The Episcopal Ecological Network has sent out two messages since Friday: one about the Arctic sea ice melting faster than had been expected, and the other one about the ice bridge that held the Wilkins Ice Shelf in place in Antarctica shattering. Both are dramatic changes; both are very sobering. The reality of global warming seems to be hitting us much sooner than scientists had predicted. As ice is lost from both poles, there is more open water, which accelerates the warming of both the air and the oceans.

Our unseasonably wintry weather on the Great Plains this weekend makes it easy to pretend that Earth’s overall climate isn’t warming. Some people joke about needing more global warming but really do understand the bigger picture; others really don’t understand that cold snaps can occur as part of an overall warming trend. (The Dot Earth blog had a useful post on April 3 about temperature fluctuations within an overall warming trend.)

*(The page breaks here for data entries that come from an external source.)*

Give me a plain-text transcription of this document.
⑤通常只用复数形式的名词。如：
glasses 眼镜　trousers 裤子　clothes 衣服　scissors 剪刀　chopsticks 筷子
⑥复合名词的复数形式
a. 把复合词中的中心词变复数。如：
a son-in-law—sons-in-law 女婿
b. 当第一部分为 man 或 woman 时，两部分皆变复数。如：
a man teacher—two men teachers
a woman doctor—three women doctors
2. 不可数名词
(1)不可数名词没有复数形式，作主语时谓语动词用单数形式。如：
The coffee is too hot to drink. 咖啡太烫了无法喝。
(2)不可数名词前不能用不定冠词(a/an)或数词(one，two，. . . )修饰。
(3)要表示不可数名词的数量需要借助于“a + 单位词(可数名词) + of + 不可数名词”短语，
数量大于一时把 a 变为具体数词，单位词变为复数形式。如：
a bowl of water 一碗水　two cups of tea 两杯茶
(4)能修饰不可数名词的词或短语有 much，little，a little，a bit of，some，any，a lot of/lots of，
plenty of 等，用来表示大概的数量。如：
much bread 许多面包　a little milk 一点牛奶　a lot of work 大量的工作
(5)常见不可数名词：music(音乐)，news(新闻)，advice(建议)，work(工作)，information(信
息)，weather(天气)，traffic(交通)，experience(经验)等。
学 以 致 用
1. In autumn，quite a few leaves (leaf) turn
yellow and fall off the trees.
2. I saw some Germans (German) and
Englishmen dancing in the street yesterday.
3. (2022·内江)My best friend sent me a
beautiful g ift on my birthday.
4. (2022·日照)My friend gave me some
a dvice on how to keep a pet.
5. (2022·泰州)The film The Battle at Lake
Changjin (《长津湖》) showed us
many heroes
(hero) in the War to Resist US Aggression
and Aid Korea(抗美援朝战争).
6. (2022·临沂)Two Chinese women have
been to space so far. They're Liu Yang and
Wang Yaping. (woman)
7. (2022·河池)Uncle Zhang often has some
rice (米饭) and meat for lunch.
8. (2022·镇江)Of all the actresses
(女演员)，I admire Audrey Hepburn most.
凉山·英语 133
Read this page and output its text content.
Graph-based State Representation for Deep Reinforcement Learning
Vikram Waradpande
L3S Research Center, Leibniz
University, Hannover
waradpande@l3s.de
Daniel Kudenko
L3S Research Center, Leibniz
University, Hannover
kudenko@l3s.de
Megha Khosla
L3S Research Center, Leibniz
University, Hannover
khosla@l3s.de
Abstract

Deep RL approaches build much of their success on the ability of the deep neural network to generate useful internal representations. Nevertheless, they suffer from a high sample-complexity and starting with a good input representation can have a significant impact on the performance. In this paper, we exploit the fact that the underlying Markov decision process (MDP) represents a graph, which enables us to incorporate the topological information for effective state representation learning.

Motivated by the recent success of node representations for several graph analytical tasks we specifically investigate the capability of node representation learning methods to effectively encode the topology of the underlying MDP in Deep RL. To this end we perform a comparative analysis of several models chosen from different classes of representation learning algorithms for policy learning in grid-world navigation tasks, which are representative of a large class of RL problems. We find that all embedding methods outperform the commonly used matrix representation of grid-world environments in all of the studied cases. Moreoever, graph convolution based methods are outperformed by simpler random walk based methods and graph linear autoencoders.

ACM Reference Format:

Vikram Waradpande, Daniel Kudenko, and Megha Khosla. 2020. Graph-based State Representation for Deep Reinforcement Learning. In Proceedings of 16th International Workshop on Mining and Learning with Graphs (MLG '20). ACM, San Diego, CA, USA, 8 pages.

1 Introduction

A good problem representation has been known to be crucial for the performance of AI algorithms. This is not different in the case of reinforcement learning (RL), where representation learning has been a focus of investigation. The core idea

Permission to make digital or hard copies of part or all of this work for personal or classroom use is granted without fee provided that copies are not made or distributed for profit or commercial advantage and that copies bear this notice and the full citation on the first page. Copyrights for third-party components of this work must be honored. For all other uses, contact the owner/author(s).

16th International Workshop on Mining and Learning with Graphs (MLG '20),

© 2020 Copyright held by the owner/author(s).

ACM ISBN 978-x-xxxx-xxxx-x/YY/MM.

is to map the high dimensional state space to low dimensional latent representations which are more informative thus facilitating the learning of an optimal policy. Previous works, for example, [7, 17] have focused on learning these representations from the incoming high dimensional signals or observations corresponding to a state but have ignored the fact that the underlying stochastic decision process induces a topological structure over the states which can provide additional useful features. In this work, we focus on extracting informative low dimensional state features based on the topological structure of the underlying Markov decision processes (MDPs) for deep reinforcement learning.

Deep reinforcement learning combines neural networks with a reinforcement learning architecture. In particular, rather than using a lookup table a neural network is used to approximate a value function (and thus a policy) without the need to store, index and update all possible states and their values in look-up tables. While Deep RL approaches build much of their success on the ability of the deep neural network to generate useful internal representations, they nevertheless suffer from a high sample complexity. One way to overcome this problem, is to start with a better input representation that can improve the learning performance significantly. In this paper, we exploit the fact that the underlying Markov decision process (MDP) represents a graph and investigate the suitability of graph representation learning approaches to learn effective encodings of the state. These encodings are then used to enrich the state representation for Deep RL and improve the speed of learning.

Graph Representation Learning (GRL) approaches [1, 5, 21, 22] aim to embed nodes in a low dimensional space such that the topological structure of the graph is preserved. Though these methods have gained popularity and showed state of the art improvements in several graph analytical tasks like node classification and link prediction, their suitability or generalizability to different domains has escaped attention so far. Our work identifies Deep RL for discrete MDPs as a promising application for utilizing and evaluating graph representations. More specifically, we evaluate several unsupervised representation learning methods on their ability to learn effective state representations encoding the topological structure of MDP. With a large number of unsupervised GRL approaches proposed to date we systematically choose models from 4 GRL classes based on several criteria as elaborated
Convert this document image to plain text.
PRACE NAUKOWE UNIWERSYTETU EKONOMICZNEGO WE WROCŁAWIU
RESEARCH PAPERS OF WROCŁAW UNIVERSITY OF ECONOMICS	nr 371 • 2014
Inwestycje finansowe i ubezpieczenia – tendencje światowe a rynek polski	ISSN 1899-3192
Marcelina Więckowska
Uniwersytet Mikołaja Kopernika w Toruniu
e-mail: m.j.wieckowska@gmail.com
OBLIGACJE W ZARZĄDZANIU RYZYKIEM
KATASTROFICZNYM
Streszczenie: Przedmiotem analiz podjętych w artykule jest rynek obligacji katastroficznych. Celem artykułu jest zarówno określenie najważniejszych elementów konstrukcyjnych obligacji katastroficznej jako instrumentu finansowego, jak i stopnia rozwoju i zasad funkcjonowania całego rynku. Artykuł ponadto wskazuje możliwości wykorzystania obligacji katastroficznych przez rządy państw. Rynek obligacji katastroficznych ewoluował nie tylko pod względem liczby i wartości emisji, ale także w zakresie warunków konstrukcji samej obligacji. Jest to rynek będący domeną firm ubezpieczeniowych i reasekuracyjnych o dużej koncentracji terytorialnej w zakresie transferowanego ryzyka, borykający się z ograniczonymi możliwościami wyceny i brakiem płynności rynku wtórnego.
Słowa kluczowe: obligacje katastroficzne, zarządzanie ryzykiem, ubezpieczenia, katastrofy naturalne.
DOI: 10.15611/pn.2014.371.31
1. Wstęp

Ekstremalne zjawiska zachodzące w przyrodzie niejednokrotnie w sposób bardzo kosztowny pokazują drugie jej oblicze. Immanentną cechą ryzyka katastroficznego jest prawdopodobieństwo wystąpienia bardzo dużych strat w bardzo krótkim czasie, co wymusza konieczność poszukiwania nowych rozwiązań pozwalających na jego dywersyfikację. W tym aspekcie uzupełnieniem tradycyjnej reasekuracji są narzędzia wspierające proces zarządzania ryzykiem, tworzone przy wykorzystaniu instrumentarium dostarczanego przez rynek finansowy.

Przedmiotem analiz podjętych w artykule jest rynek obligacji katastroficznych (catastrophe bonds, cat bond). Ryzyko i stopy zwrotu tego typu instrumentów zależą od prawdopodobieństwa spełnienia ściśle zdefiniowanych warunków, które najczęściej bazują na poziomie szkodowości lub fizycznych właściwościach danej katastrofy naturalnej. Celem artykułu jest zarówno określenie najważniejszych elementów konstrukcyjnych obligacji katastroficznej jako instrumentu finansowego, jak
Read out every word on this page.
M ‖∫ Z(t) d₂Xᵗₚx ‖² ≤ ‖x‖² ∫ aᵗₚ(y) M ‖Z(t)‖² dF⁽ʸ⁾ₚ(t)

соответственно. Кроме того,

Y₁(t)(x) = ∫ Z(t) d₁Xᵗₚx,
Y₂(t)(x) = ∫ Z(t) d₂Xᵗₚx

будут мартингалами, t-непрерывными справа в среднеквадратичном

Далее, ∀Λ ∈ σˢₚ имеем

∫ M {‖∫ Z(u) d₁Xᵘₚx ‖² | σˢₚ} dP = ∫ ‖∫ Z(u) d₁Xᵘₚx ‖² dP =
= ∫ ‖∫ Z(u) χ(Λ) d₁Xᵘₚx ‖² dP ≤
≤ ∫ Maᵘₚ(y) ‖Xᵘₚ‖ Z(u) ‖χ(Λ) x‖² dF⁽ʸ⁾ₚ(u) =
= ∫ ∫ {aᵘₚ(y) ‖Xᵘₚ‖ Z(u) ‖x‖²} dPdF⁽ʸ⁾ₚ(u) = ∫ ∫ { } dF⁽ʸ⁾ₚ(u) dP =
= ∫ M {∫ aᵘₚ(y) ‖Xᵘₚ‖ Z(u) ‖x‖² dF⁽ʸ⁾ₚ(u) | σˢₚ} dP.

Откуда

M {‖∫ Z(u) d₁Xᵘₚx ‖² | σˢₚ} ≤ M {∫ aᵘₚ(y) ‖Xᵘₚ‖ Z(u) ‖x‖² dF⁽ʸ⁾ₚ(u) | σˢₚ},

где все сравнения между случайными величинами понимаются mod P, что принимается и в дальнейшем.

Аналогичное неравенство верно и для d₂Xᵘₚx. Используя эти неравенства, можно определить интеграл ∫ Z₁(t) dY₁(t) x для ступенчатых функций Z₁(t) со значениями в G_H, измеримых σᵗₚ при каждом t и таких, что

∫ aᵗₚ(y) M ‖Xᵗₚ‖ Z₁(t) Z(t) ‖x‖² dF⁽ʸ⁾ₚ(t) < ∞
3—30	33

Economic, social, and political instability have dominated the news this week. Some of these issues seem closer to hand for many of us, and may seem more urgent than environmental issues. But without environmental stability, the resources we spend in an attempt to create economic, social, and political stability can’t do their job, and ultimately won't matter. These two news stories from the opposite ends of our planet are a sign that things are changing fairly quickly and dramatically. We live far away from these regions, far away from any seacoasts, but we do live on the same planet, where everything is interconnected – all sorts of places, and all sorts of systems from the economy to personal relationships to the environment.

As many of us spend extra time in prayer and reflection this Holy Week, let's remember our Earth and the work of stewardship that God has given us. Let's remember our brothers and sisters who are most immediately vulnerable to climate change, and pray for people who are working to repair the damage to our atmosphere and restore overall environmental stability.